Here’s what you’ll need:
- 1 1/2 cup fresh mulberries
- 4 sprigs fresh rosemary
- zest of 1 lemon
- a squeeze of lemon juice
- 3 cups raw organic sugar
- 2 oz Seedlip Spice 94
- 2 oz FeverTree Tonic Water
- water, optional
- First, we’ll make the Mulberry Simple Syrup we’re using in this drink. Gather about 1 1/2 cup fresh ripe mulberries (or other local seasonal berry!). Rinse them off, and add them to a sauce pan with rosemary, lemon zest, and lemon juice. Pour in sugar, and cook the berries, mashing them up a bit with a spoon as they cook. Cook until all the sugar has melted and the simple syrup has formed.

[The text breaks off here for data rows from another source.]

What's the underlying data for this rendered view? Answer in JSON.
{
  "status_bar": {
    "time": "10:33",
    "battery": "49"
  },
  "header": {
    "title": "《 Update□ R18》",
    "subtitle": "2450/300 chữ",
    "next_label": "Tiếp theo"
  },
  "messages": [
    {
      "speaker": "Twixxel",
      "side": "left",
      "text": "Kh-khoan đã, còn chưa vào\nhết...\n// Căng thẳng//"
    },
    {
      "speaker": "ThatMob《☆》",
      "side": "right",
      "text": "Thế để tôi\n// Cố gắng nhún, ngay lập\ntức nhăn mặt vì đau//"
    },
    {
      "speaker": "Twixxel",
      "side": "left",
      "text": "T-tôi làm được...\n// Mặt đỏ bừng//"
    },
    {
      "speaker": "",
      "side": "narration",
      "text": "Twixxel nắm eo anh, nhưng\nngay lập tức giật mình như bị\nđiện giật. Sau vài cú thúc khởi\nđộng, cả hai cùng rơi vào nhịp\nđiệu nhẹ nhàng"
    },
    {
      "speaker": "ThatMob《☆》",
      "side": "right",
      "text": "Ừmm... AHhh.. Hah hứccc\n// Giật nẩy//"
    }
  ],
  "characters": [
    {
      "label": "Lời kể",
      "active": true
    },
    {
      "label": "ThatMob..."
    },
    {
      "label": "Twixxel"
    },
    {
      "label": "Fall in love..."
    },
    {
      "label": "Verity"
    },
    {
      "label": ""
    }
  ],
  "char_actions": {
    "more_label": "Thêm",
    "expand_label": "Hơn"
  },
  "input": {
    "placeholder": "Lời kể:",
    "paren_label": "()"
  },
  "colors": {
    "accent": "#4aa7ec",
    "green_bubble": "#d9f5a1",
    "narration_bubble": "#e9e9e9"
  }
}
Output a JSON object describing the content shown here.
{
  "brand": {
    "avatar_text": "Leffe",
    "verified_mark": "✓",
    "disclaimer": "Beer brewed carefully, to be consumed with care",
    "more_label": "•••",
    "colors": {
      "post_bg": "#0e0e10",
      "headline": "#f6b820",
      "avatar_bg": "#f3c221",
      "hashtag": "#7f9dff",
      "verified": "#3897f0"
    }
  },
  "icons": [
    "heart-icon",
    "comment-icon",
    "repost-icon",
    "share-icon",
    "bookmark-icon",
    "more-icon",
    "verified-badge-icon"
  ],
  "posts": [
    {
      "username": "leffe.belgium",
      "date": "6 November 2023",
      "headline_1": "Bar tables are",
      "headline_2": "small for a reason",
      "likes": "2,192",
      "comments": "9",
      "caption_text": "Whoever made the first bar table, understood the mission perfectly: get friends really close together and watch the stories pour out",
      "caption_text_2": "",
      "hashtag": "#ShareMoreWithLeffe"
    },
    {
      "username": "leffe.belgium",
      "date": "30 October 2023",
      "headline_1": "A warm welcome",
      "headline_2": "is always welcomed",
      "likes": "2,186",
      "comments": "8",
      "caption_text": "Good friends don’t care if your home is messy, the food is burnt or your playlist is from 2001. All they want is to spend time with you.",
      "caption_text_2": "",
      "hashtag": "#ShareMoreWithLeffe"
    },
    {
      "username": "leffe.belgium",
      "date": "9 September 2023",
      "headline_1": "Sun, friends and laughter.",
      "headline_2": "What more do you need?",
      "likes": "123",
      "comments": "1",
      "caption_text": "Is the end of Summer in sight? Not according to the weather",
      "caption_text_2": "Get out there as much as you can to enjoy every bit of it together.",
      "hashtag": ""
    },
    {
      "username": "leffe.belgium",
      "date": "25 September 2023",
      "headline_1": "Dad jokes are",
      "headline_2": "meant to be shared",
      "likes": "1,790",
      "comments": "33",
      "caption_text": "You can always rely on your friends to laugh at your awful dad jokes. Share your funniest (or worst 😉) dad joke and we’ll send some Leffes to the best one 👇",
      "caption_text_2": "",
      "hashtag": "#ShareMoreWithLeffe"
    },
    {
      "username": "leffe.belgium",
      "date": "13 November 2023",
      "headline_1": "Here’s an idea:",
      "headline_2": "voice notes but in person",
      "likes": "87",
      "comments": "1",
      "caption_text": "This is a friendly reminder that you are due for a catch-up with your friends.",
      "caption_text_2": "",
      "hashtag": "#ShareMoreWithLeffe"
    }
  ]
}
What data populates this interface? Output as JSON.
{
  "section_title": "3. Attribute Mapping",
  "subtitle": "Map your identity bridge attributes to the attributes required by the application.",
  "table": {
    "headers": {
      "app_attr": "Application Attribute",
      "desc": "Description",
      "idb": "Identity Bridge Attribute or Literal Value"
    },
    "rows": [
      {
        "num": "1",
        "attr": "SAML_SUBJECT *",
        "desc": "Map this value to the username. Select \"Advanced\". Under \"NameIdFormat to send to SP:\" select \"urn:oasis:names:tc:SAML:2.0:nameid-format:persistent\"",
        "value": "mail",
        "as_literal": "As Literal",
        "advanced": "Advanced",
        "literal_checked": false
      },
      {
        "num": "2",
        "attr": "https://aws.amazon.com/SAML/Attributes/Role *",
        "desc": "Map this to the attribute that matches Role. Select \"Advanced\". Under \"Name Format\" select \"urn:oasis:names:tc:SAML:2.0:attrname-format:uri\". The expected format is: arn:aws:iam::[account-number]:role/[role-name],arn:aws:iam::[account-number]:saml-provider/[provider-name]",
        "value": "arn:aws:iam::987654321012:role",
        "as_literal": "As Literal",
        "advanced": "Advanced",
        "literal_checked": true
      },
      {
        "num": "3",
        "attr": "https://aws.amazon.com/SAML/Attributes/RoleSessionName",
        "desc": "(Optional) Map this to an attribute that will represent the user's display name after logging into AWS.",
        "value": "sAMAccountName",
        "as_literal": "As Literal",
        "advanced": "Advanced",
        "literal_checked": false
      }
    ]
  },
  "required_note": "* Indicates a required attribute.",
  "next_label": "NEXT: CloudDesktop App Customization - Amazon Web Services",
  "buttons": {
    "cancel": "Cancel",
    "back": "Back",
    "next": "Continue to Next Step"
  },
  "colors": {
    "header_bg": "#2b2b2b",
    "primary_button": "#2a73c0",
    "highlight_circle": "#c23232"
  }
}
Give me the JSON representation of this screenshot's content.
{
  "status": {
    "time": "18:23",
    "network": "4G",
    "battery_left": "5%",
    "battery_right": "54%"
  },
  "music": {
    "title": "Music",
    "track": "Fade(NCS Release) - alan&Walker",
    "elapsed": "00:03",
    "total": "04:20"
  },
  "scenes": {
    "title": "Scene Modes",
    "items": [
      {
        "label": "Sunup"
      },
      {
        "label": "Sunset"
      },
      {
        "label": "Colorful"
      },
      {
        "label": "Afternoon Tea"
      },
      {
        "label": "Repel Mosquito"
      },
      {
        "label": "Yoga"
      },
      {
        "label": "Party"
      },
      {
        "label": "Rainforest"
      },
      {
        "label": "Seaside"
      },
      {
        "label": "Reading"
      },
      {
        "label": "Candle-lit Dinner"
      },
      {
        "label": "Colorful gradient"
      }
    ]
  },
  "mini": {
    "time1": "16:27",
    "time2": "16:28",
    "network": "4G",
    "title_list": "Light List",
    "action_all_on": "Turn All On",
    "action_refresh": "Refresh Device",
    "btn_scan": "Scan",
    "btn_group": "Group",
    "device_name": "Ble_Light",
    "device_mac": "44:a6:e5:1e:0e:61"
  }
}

- Get a thin mesh strainer, cheesecloth, or coffee filter, and pour your simple syrup into a clean jar. Discard the remaining berries and rosemary. (I found my simple syrup to be fairly concentrated, so I watered it down a little bit at this point – about 2 tbsp of water per cup of simple syrup, but this is optional!)
- Let your syrup cool down. I made my simple syrup the day before so it had plenty of time to get nice and cold before I made the drinks.
- To make the drink, first fill your glass halfway with ice. Then add in Seedlip Spice 94, followed by your Rosemary Mulberry Simple Syrup.
- Top with Fever Tree Tonic Water, and garnish with a spring of fresh rosemary.
- Enjoy! I prefer this Rosemary Mulberry Spice with aged sheep’s milk cheeses or alpine styles, like the Havilah I make here at Cherry Grove Farm, but definitely experiment with it and let me know what you pair it with!